CBOT Soy Outlook on Tuesday: Down 10-12 cents; overnight trade, profit taking

 

 

Chicago Board of Trade soybean futures are seen opening Tuesday's day session lower, following through on overnight losses, as profit taking sets in following record highs in U.S. and world soybean and soyoil markets.

 

CBOT soybean futures are called to start the session 10 to 12 cents lower.

 

In overnight electronic trading, March soybeans were 15 1/4 cents lower at US$15.29 1/2, May soybeans were 11 cents lower at US$15.48 1/2, July soybeans were 10 cents lower at US$15.60, and November soybeans were 1 3/4 cents lower at US$14.45 3/4.

 

A little profit-taking pressure is expected after prices turned around in overnight trade, as overbought market conditions following a rise to record highs and spillover weakness from a down turn in Asian soybean and vegoils apply pressure, said Jason Roose, analyst with U.S. Commodities in West Des Moines, Iowa.

 

Rumors that China's government may sell vegetable oil from state reserves, and cut vegetable oil import tariffs to curb surging prices, helped reverse Asian prices overnight, analysts said.

 

"It's possible the Chinese government wants to regulate domestic prices, following the stockpiling of soyoil imports," Shi Yan, an analyst at China International Futures told Dow Jones Newswires.

 

Worries over slowing demand at record high prices for soybeans coupled with ideas at some point weakness from the South American harvest will set in, have traders poised to take a few profits, Roose added.

 

However, bullish technical strength, inflationary based buying amid firm outside metal and crude oil futures should provide underlying support to limit losses, analysts added.

 

A technical analyst said there are still no strong early technical warning signals that a market top is close at hand in soybeans.

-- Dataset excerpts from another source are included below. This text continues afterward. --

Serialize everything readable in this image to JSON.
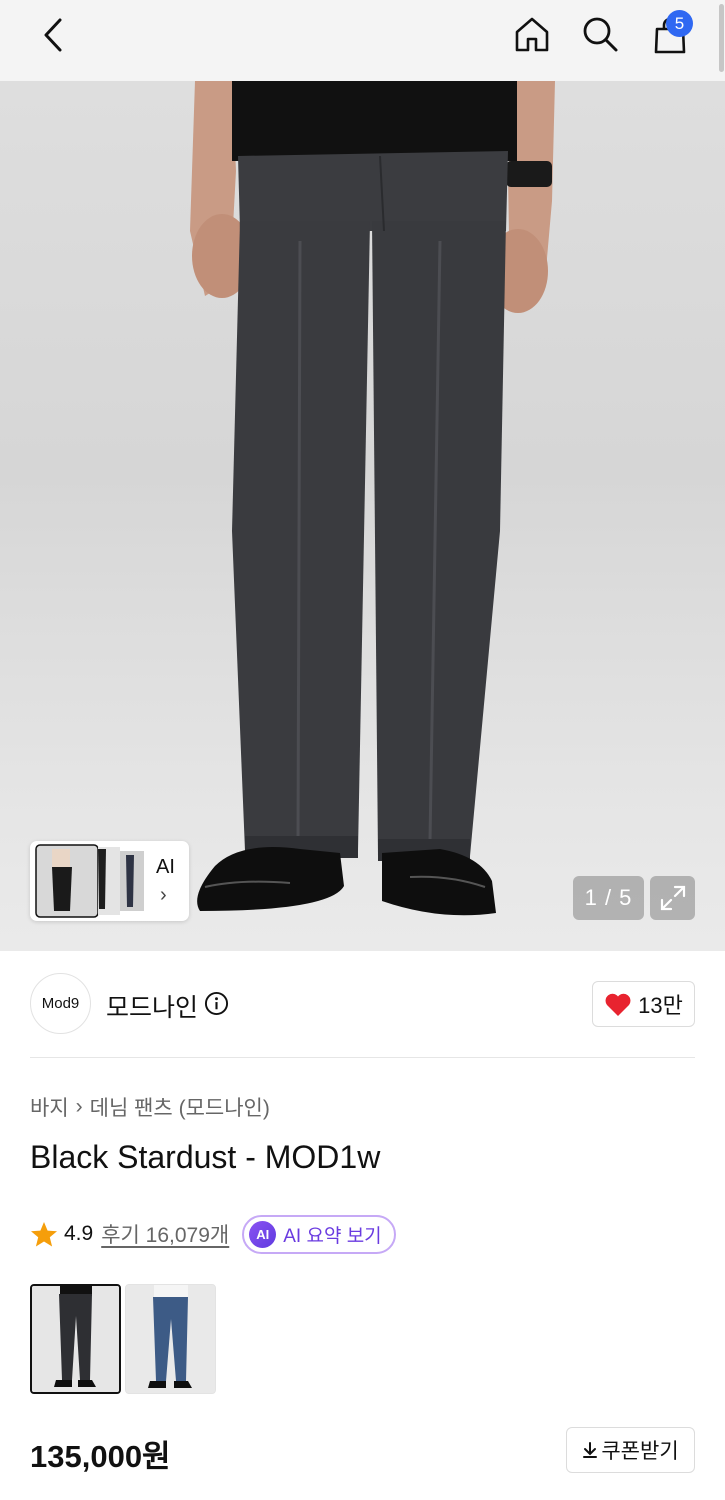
{
  "header": {
    "icons": [
      "back-icon",
      "home-icon",
      "search-icon",
      "shopping-bag-icon"
    ],
    "cart_count": "5"
  },
  "gallery": {
    "ai_label": "AI",
    "page_indicator": "1 / 5",
    "current_page": 1,
    "total_pages": 5
  },
  "brand": {
    "logo_text": "Mod9",
    "name": "모드나인",
    "like_count": "13만"
  },
  "product": {
    "breadcrumb": [
      "바지",
      "데님 팬츠 (모드나인)"
    ],
    "title": "Black Stardust - MOD1w",
    "rating": "4.9",
    "review_link": "후기 16,079개",
    "ai_badge": "AI",
    "ai_summary": "AI 요약 보기",
    "price": "135,000원",
    "coupon_button": "쿠폰받기"
  },
  "colors": {
    "accent_blue": "#2f68f2",
    "like_red": "#e8232f",
    "star": "#f59e0b",
    "ai_purple": "#6a3be0"
  }
}
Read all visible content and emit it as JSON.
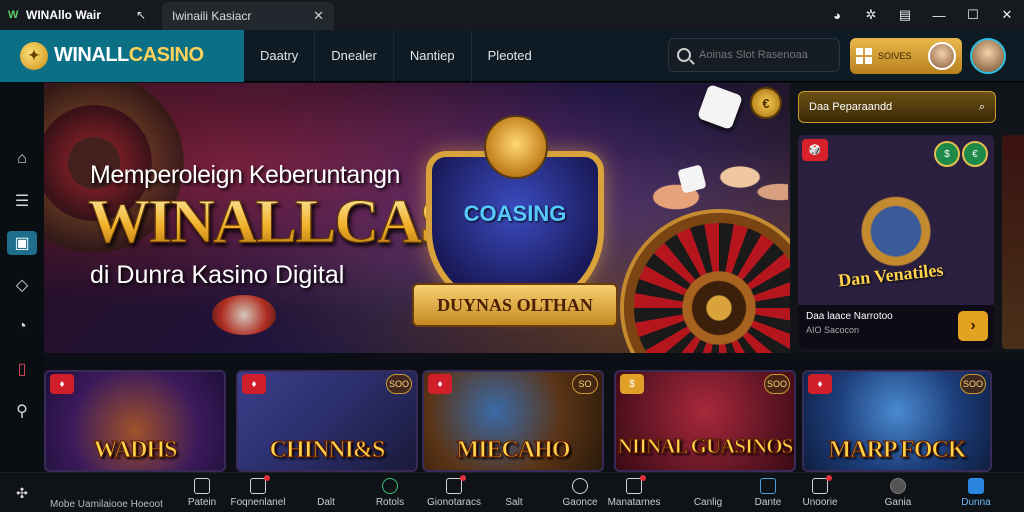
{
  "titlebar": {
    "app_name": "WINAllo Wair",
    "tab_label": "Iwinaili Kasiacr",
    "icons": [
      "back-arrow-icon",
      "chart-icon",
      "extension-icon",
      "notes-icon",
      "minimize-icon",
      "maximize-icon",
      "close-icon"
    ]
  },
  "header": {
    "logo_main": "WINALL",
    "logo_accent": "CASINO",
    "nav": [
      "Daatry",
      "Dnealer",
      "Nantiep",
      "Pleoted"
    ],
    "search_placeholder": "Aoinas Slot Rasenoaa",
    "account_label": "SOIVES"
  },
  "sidebar": {
    "icons": [
      "home-icon",
      "list-icon",
      "wallet-icon",
      "tag-icon",
      "timer-icon",
      "book-icon",
      "pin-icon"
    ],
    "active_index": 2
  },
  "hero": {
    "line1": "Memperoleign Keberuntangn",
    "line2": "WINALLCASIINO",
    "line3": "di Dunra Kasino Digital",
    "emblem_title": "COASING",
    "emblem_ribbon": "DUYNAS OLTHAN",
    "coin_label": "€"
  },
  "right_panel": {
    "search_label": "Daa Peparaandd",
    "card_title": "Dan Venatiles",
    "card_name": "Daa laace Narrotoo",
    "card_sub": "AIO Sacocon",
    "badge": "🎲",
    "chips": [
      "$",
      "€",
      "¥"
    ]
  },
  "tiles": [
    {
      "title": "WADHS",
      "count": "",
      "bg": "#3b1a5c"
    },
    {
      "title": "CHINNI&S",
      "count": "SOO",
      "bg": "#2b2e6a"
    },
    {
      "title": "MIECAHO",
      "count": "SO",
      "bg": "#5a3416"
    },
    {
      "title": "NIINAL GUASINOS",
      "count": "SOO",
      "bg": "#6a1828"
    },
    {
      "title": "MARP FOCK",
      "count": "SOO",
      "bg": "#1d3e7a"
    }
  ],
  "bottombar": {
    "status": "Mobe Uamilaiooe Hoeoot",
    "items": [
      {
        "label": "Patein",
        "icon": "chip-icon",
        "dot": false
      },
      {
        "label": "Foqnenlanel",
        "icon": "screen-icon",
        "dot": true
      },
      {
        "label": "Dalt",
        "icon": "",
        "dot": false
      },
      {
        "label": "Rotols",
        "icon": "ring-icon",
        "dot": false
      },
      {
        "label": "Gionotaracs",
        "icon": "gift-icon",
        "dot": true
      },
      {
        "label": "Salt",
        "icon": "",
        "dot": false
      },
      {
        "label": "Gaonce",
        "icon": "clock-icon",
        "dot": false
      },
      {
        "label": "Manatarnes",
        "icon": "photo-icon",
        "dot": true
      },
      {
        "label": "Canlig",
        "icon": "",
        "dot": false
      },
      {
        "label": "Dante",
        "icon": "calendar-icon",
        "dot": false
      },
      {
        "label": "Unoorie",
        "icon": "share-icon",
        "dot": true
      },
      {
        "label": "Gania",
        "icon": "chat-icon",
        "dot": false
      },
      {
        "label": "Dunna",
        "icon": "user-icon",
        "dot": false
      }
    ],
    "active_index": 12
  },
  "colors": {
    "accent": "#0b6f86",
    "gold": "#e3a21f",
    "active_blue": "#2a86e0",
    "badge_red": "#d01f2a"
  }
}
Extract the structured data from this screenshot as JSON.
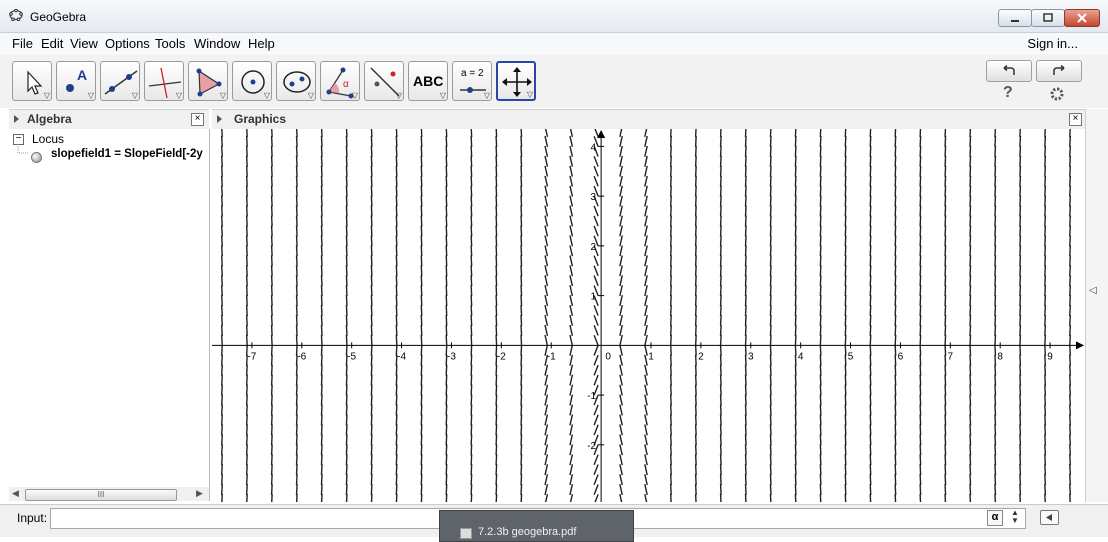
{
  "window": {
    "title": "GeoGebra"
  },
  "menu": [
    "File",
    "Edit",
    "View",
    "Options",
    "Tools",
    "Window",
    "Help"
  ],
  "sign_in": "Sign in...",
  "toolbar": {
    "tools": [
      {
        "name": "move-tool",
        "label": ""
      },
      {
        "name": "point-tool",
        "label": "A"
      },
      {
        "name": "line-tool",
        "label": ""
      },
      {
        "name": "perpendicular-line-tool",
        "label": ""
      },
      {
        "name": "polygon-tool",
        "label": ""
      },
      {
        "name": "circle-tool",
        "label": ""
      },
      {
        "name": "ellipse-tool",
        "label": ""
      },
      {
        "name": "angle-tool",
        "label": "α"
      },
      {
        "name": "reflect-tool",
        "label": ""
      },
      {
        "name": "text-tool",
        "label": "ABC"
      },
      {
        "name": "slider-tool",
        "label": "a = 2"
      },
      {
        "name": "move-graphics-view-tool",
        "label": ""
      }
    ],
    "help": "?"
  },
  "algebra": {
    "title": "Algebra",
    "group_label": "Locus",
    "item": "slopefield1 = SlopeField[-2y",
    "scroll_grip": "III"
  },
  "graphics": {
    "title": "Graphics",
    "x_ticks": [
      "-7",
      "-6",
      "-5",
      "-4",
      "-3",
      "-2",
      "-1",
      "0",
      "1",
      "2",
      "3",
      "4",
      "5",
      "6",
      "7",
      "8",
      "9"
    ],
    "y_ticks_pos": [
      "1",
      "2",
      "3",
      "4"
    ],
    "y_ticks_neg": [
      "-1",
      "-2"
    ],
    "x_range": [
      -7.8,
      9.7
    ],
    "y_range": [
      -3.15,
      4.35
    ]
  },
  "input": {
    "label": "Input:",
    "value": "",
    "alpha": "α"
  },
  "taskbar": {
    "label": "7.2.3b geogebra.pdf"
  },
  "colors": {
    "active_tool_border": "#2a46a8",
    "close_button": "#c6452f"
  }
}
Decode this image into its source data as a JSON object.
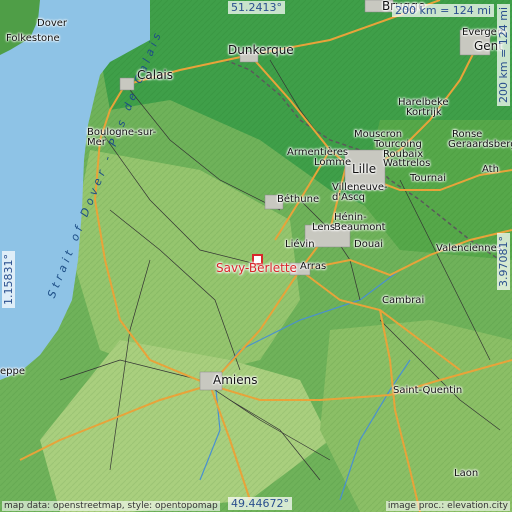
{
  "map": {
    "target": "Savy-Berlette",
    "coords": {
      "north": "51.2413°",
      "south": "49.44672°",
      "west": "1.15831°",
      "east": "3.97081°"
    },
    "scale": {
      "top": "200 km = 124 mi",
      "right": "200 km = 124 mi"
    },
    "sea_label": "Strait of Dover - Pas de Calais",
    "places": {
      "dover": "Dover",
      "folkestone": "Folkestone",
      "calais": "Calais",
      "dunkerque": "Dunkerque",
      "brugge": "Brugge",
      "evergem": "Evergem",
      "gent": "Gent",
      "harelbeke": "Harelbeke",
      "kortrijk": "Kortrijk",
      "mouscron": "Mouscron",
      "tourcoing": "Tourcoing",
      "roubaix": "Roubaix",
      "wattrelos": "Wattrelos",
      "ronse": "Ronse",
      "geraardsbergen": "Geraardsbergen",
      "ath": "Ath",
      "tournai": "Tournai",
      "boulogne": "Boulogne-sur-\nMer",
      "armentieres": "Armentières",
      "lomme": "Lomme",
      "lille": "Lille",
      "villeneuve": "Villeneuve-\nd'Ascq",
      "bethune": "Béthune",
      "henin": "Hénin-\nBeaumont",
      "lens": "Lens",
      "lievin": "Liévin",
      "douai": "Douai",
      "valenciennes": "Valenciennes",
      "arras": "Arras",
      "cambrai": "Cambrai",
      "amiens": "Amiens",
      "saint_quentin": "Saint-Quentin",
      "dieppe": "eppe",
      "laon": "Laon"
    },
    "attribution_left": "map data: openstreetmap, style: opentopomap",
    "attribution_right": "image proc.: elevation.city",
    "colors": {
      "sea": "#8ec3e6",
      "lowland": "#72b95d",
      "upland": "#a4c97a",
      "road_major": "#e8a33a",
      "road_minor": "#333333",
      "marker": "#d8262b"
    }
  }
}
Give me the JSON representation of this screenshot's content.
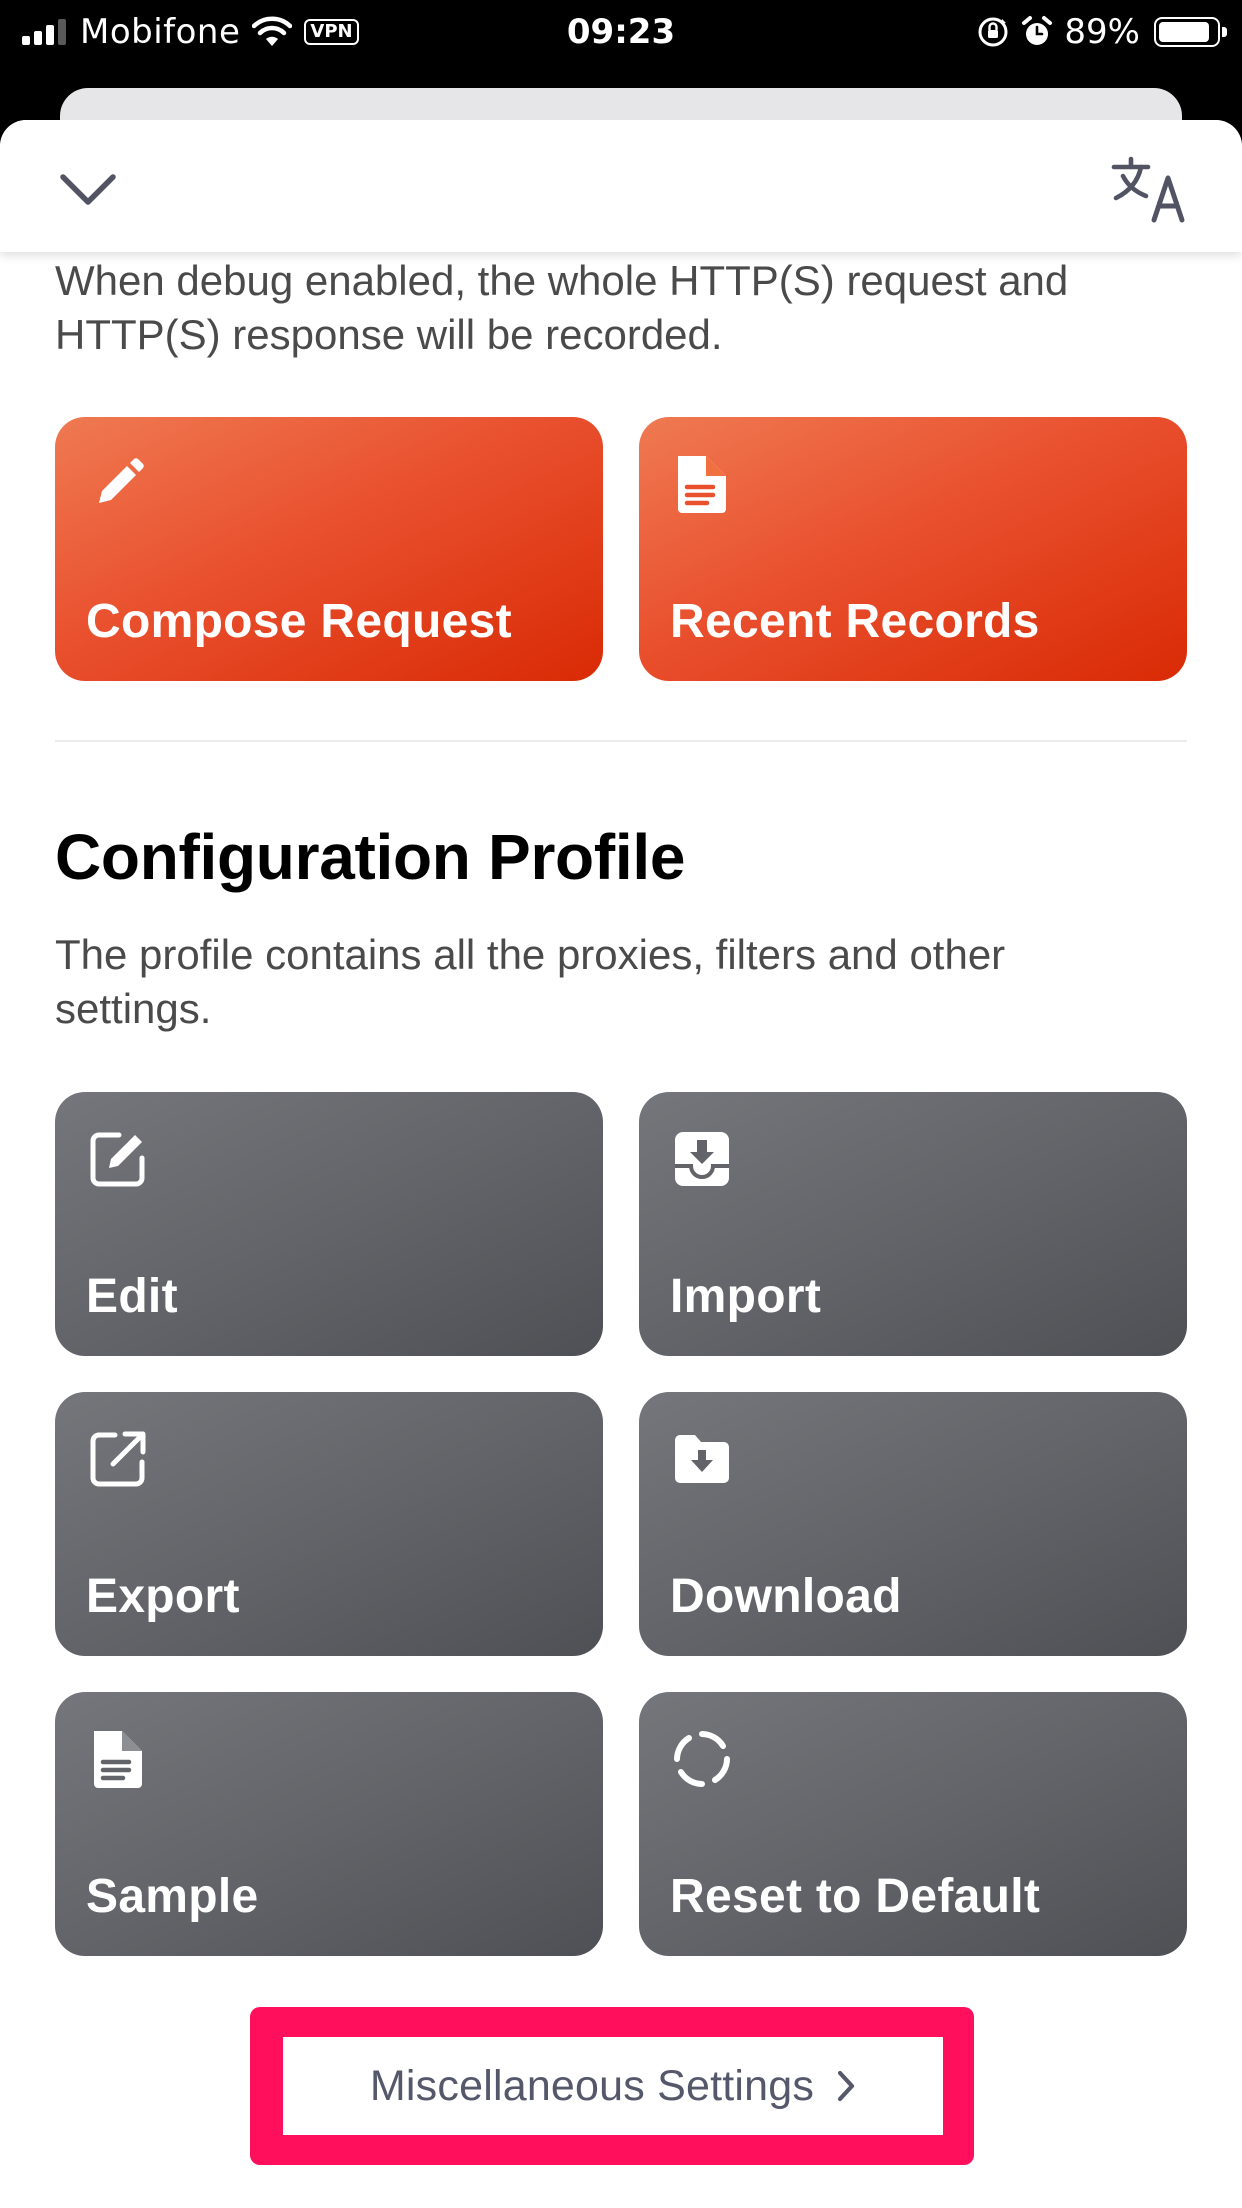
{
  "status_bar": {
    "carrier": "Mobifone",
    "vpn": "VPN",
    "time": "09:23",
    "battery_percent": "89%",
    "battery_level": 0.89,
    "signal_bars": 3
  },
  "header": {
    "collapse_icon": "chevron-down-icon",
    "translate_icon": "translate-icon"
  },
  "debug": {
    "description": "When debug enabled, the whole HTTP(S) request and HTTP(S) response will be recorded."
  },
  "debug_actions": [
    {
      "label": "Compose Request",
      "icon": "pencil-icon"
    },
    {
      "label": "Recent Records",
      "icon": "document-icon"
    }
  ],
  "profile": {
    "title": "Configuration Profile",
    "description": "The profile contains all the proxies, filters and other settings.",
    "actions": [
      {
        "label": "Edit",
        "icon": "edit-icon"
      },
      {
        "label": "Import",
        "icon": "import-icon"
      },
      {
        "label": "Export",
        "icon": "export-icon"
      },
      {
        "label": "Download",
        "icon": "download-folder-icon"
      },
      {
        "label": "Sample",
        "icon": "document-icon"
      },
      {
        "label": "Reset to Default",
        "icon": "reset-icon"
      }
    ]
  },
  "misc": {
    "label": "Miscellaneous Settings",
    "icon": "chevron-right-icon",
    "highlight_color": "#ff0f5c"
  },
  "colors": {
    "accent_orange": "#e9502e",
    "tile_gray": "#636469",
    "text_secondary": "#4a4a4a"
  }
}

However, a decent corrective pullback is overdue. The next upside price objective for July soybeans is to push and close prices above major psychological resistance at US$16.00 a bushel. The next downside price objective is pushing and closing prices below support at US$15.48, which would fill on the downside Monday's upside price gap on the daily bar chart.

 

First resistance for July soybeans is seen at Monday's contract high of US$15.96 and then at US$16.00. First support is seen at Monday's low of US$15.67 and then at US$15.48.

 

In deliveries, March soybean deliveries totaled 402 lots. A customer account at Man Professional Clearing was the primary issuer of 399 lots, with stoppers scattered among various commission houses. The last trade date assigned was March 3.

 

March soymeal deliveries totaled 922 lots. Customer accounts at Man Professional Clearing issued and stopped 746 and 718 lots respectively. The last trade date assigned was March 3.

 

March soyoil deliveries totaled 1,262 lots. The house account at ADM Investor Services issued 769 lots. Stoppers were scattered among various commission houses. The last trade date assigned was March 3.

 

In overseas markets, soybean futures traded on the Dalian Commodity Exchange settled mostly lower Tuesday on profit-taking, prompted by market talk about possible government measures to curb prices. The benchmark January 2009 soybean contract fell RMB49 to settle at RMB4,875 a metric tonne, after trading between RMB4,728/tonne and RMB4,980/tonne.

 

Crude palm oil futures on Malaysia's derivatives exchange fluctuated widely Tuesday, rising to a record high before wiping off a large part of recent gains as profit-taking set in, trade participants said. The benchmark May contract on the Bursa Malaysia Derivatives ended MYR231 lower at MYR4,099 a metric tonne after reaching a record intraday high of MYR4,486/tonne.